(CNN) – You make a reservation at a restaurant, of course. But what about booking in advance just to get a place in the sand on the beach?
That’s exactly what some beach visitors have to do in Spain this summer, thanks to the coronavirus crisis.
Canet d’en Berenguer, a Mediterranean city located north of Valencia, will only allow 5,000 daily sunbathing on the local coast, about half the usual amount, to maintain social distance.
These spaces need to be booked in advance via the mobile application.
“This summer will be very different,” Pere Joan Antoni Chordá, the mayor of the city, told CNN. “There will be more space between your neighbors. Like a ‘business class’ beach.”
Canet will use a lattice pattern to divide its broad, flat beach into several square sections, each separated by two meters (six feet).
These sections must be illustrated by placing a series of nets on the sand that look like large soccer goalposts to accommodate large groups of sunbathing.
Beach visitors will be allowed to book a sun session either in the morning or evening, but not all day.
According to the mayor, sunbathers can order available areas, such as choosing a seat online at the cinema, and arrival times will stagger to avoid the crowds.
Control the beach crowd
Sunbathers on the main beach in the Spanish city of Sanxenxo will be allocated a place based on “first come, first served”.
Courtesy of Diario de Arousa
The access point to the beach must also be reduced.

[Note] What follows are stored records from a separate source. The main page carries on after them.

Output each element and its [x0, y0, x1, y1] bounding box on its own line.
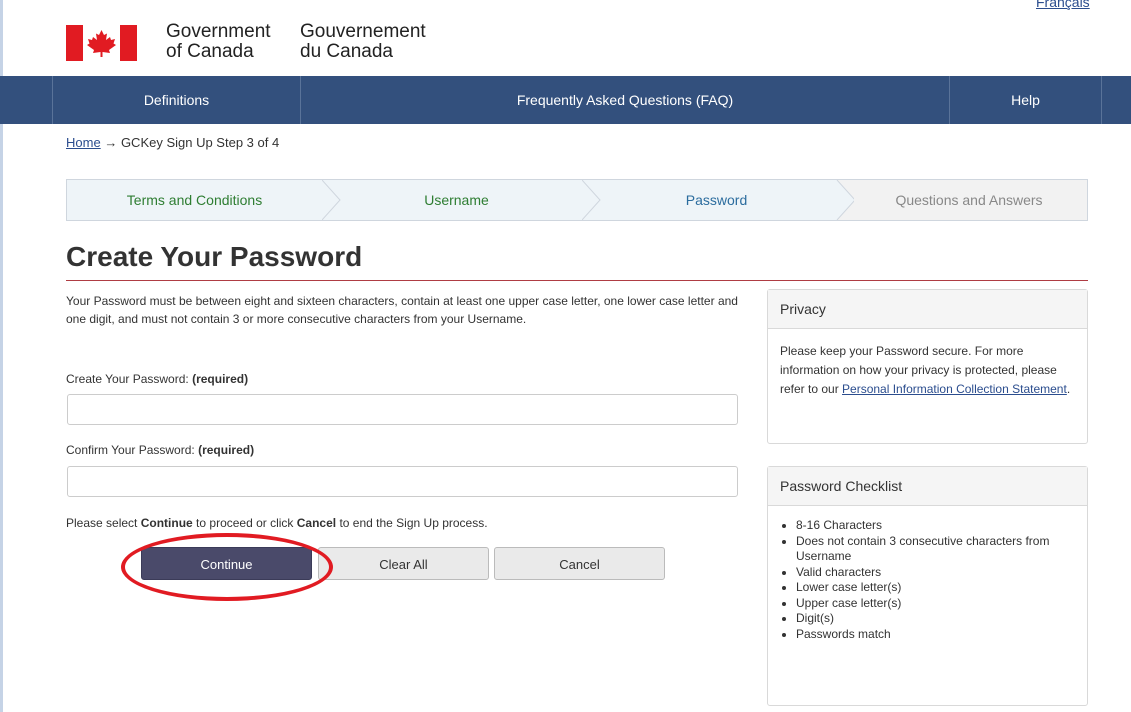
continue-button[interactable]: Continue: [141, 547, 312, 580]
confirm-password-input[interactable]: [67, 466, 738, 497]
nav-separator: [1101, 76, 1102, 124]
instruction-mid: to proceed or click: [192, 516, 297, 530]
signature-fr-line2: du Canada: [300, 41, 393, 62]
checklist-panel-body: 8-16 Characters Does not contain 3 conse…: [768, 506, 1087, 654]
checklist-item-digits: Digit(s): [796, 611, 1075, 627]
confirm-password-label-text: Confirm Your Password:: [66, 443, 195, 457]
cancel-button[interactable]: Cancel: [494, 547, 665, 580]
step-password: Password: [685, 192, 748, 208]
signup-instruction-text: Please select Continue to proceed or cli…: [66, 516, 488, 530]
clear-all-button[interactable]: Clear All: [318, 547, 489, 580]
nav-item-definitions[interactable]: Definitions: [53, 76, 300, 124]
breadcrumb: Home → GCKey Sign Up Step 3 of 4: [66, 135, 279, 150]
canada-flag-icon: [66, 25, 137, 61]
required-marker: (required): [192, 372, 249, 386]
title-divider: [66, 280, 1088, 281]
personal-info-collection-link[interactable]: Personal Information Collection Statemen…: [842, 382, 1067, 396]
instruction-continue: Continue: [140, 516, 193, 530]
instruction-cancel: Cancel: [296, 516, 337, 530]
signature-en-line2: of Canada: [166, 41, 254, 62]
create-password-label-text: Create Your Password:: [66, 372, 189, 386]
privacy-text-end: .: [1066, 382, 1071, 396]
step-questions-and-answers: Questions and Answers: [895, 192, 1043, 208]
signature-fr-line1: Gouvernement: [300, 21, 426, 42]
government-signature-fr: Gouvernement du Canada: [300, 22, 426, 62]
government-signature-en: Government of Canada: [166, 22, 271, 62]
checklist-panel-heading: Password Checklist: [768, 467, 1087, 506]
privacy-panel-heading: Privacy: [768, 290, 1087, 329]
main-nav-bar: Definitions Frequently Asked Questions (…: [0, 76, 1131, 124]
page-title: Create Your Password: [66, 241, 363, 272]
instruction-post: to end the Sign Up process.: [336, 516, 488, 530]
signature-en-line1: Government: [166, 21, 271, 42]
signup-progress-steps: Terms and Conditions Username Password Q…: [66, 179, 1088, 221]
create-password-input[interactable]: [67, 394, 738, 425]
privacy-panel: Privacy Please keep your Password secure…: [767, 289, 1088, 444]
checklist-item-length: 8-16 Characters: [796, 518, 1075, 534]
language-toggle-link[interactable]: Français: [1036, 0, 1090, 10]
nav-item-faq[interactable]: Frequently Asked Questions (FAQ): [301, 76, 949, 124]
checklist-item-valid-characters: Valid characters: [796, 565, 1075, 581]
password-requirements-text: Your Password must be between eight and …: [66, 294, 738, 326]
required-marker: (required): [198, 443, 255, 457]
privacy-panel-body: Please keep your Password secure. For mo…: [768, 329, 1087, 411]
password-checklist-panel: Password Checklist 8-16 Characters Does …: [767, 466, 1088, 706]
step-username: Username: [424, 192, 489, 208]
checklist-item-uppercase: Upper case letter(s): [796, 596, 1075, 612]
step-terms-and-conditions: Terms and Conditions: [126, 192, 263, 208]
checklist-item-no-consecutive: Does not contain 3 consecutive character…: [796, 534, 1075, 565]
nav-item-help[interactable]: Help: [950, 76, 1101, 124]
checklist-item-lowercase: Lower case letter(s): [796, 580, 1075, 596]
password-checklist: 8-16 Characters Does not contain 3 conse…: [772, 518, 1075, 642]
breadcrumb-home-link[interactable]: Home: [66, 135, 101, 150]
checklist-item-passwords-match: Passwords match: [796, 627, 1075, 643]
breadcrumb-current: GCKey Sign Up Step 3 of 4: [120, 135, 280, 150]
instruction-pre: Please select: [66, 516, 141, 530]
create-password-label: Create Your Password: (required): [66, 372, 248, 386]
confirm-password-label: Confirm Your Password: (required): [66, 443, 254, 457]
breadcrumb-arrow-icon: →: [104, 135, 118, 150]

After they arrive and confirm their reservation with the staff, beach visitors will be directed to the allocated section.
Antoni considers advance reservations and staggering arrival times as important steps.
“I won’t be able to control the flow of people [without the new measures]. They will be together, polluting each other, “he explained.
Canet d’en Berenguer is not the only city in Spain that has chosen to limit beach access this summer.
This rendering shows how the authorities plan to tie zones to keep people at a safe distance from each other.
Sanxenxo City Hall
While in Galicia, in the Atlantic Ocean, Sanxenxo will only allow the entry of sunbathers on a “first come, first served” basis.
However, Mayor Telmo Martin said he was not worried about the crowd forming at the beach access point.
“Tourism is 80% of our economy,” Martin told CNN. “We must find a solution so that our people feel safe, from a health perspective. I ask for the responsibility of all.”
Sanxenxo, located only an hour’s drive north of the Portuguese border, aims to allow a maximum of 75% of normal beach visitors.
The city, one of the main tourist destinations of northern Spain, also chose a grid pattern for sunbathers with at least 1.5 meters (five feet) in between, on its main beach.
In addition, wooden poles with ropes attached to form small squares for only a few sunbeds, or larger ones for larger groups, will be added, according to Martin.
City workers must control access to the beach, which accompanies baths to each section.
However, beach visitors here can no longer occupy the place all day long just by leaving a towel on it.
If they go to lunch, they lose place for others, said Martin.
The assigned sun area
This rendering shows how the authority will spread the net in Canet d’en Berenguer.
Canet d’en Berenguer City Hall
Both cities plan to clean the beach more often than in the previous summer, with Canet lifting thick nets of sand every morning to let the cleaning machine in.
At Sanxenxo, the cleaning machine will only pass through a line of wooden poles, like a tractor through a vineyard. Public bathrooms and shower areas will also be disinfected regularly.
The Spanish government has only just begun to slowly lift restrictions on tight house confinement, but any further changes depend on low infection rates in certain areas which according to officials must have hospitals equipped and ready to handle the possibility of a second wave of coronavirus.
“This is new to us all,” said Martin, a conservative member of the Popular Party, who has been mayor of Sanxenxo for eight years in two periods.
“People have told me that they want more space on the beach,” said Canet, Antoni Chordá, a member of the Socialist Party who was elected mayor eight months ago.
Canet has budgeted 500,000 euros ($ 542,000) for a special beach plan this summer, while Sanxenxo will include a special plan in the 3.5 million euro ($ 3.8 million) budget for summer activities, the mayor said.
Both cities have smaller permanent populations that quadruple in the summer, when part-time residents flock to their vacation homes, and tourists who pass or stay in hotels in the city hit the coast.
Reservation or not, summer in these two cities will be a test of whether beach visitors can live in designated areas, and most remain separate from the others, the two mayors said.